The discrepancy raises new questions about Kyle’s credibility and highlights a continuing controversy in the SEAL community over members exaggerating or distorting their war records. In one high-profile controversy, two members of SEAL Team 6 engaged in a public dispute over who deserved credit for the fatal shots that killed Osama bin Laden.
No America has been more associated with the Navy SEAL mystique than Chris Kyle, known as the deadliest sniper in U.S. military history. His bestselling autobiography, American Sniper — a story of honor, glory, and quiet heroism — has sold more than a million copies. The movie adaptation became the highest-grossing war film in American history.
“All told,” Kyle wrote in his book, “I would end my career as a SEAL with two Silver Stars and five Bronze [Stars], all for valor.”
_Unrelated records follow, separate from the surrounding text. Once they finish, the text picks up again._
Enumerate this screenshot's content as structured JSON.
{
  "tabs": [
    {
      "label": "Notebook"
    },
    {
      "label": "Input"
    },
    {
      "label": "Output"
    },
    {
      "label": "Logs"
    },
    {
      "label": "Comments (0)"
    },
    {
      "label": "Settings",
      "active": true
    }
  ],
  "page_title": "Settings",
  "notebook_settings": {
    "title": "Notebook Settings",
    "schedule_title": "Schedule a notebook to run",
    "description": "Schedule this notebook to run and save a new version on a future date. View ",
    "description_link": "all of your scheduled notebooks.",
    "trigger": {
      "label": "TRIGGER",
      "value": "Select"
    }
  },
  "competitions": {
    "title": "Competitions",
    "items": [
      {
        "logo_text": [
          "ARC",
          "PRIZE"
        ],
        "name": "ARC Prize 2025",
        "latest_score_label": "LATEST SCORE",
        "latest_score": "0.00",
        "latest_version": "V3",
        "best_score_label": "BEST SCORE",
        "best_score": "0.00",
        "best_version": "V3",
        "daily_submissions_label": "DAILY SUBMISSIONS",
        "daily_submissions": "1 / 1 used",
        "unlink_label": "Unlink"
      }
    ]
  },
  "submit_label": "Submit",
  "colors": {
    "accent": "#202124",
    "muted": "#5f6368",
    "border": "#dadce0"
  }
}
But Kyle, who was murdered by a fellow military veteran several years after leaving the Navy, embellished his military record,
according to internal Navy documents obtained by The Intercept.
During his 10 years of military service and four deployments, Kyle earned one Silver Star and three Bronze Stars with Valor, a record confirmed by Navy officials.
Kyle was warned at least once before American Sniper was published that its description of his medal count was wrong, according to one current Navy officer, who asked not to be identified because he was not authorized to speak about the case. As Kyle’s American Sniper manuscript was distributed among SEALs, one of his former commanders, who was still on active duty, advised Kyle that his claim of having two Silver Stars was false, and he should correct it before his book was published.
Current and former Navy SEALs interviewed for this article, who agreed to speak on background because they feared being shunned by their close-knit community, did not dispute Kyle’s heroism in combat, but saw the inflation of his medal count as significant because they consider battlefield embellishments to be dishonorable.
The Silver Star, the third-highest award given for battlefield conduct, is considered a prestigious commendation.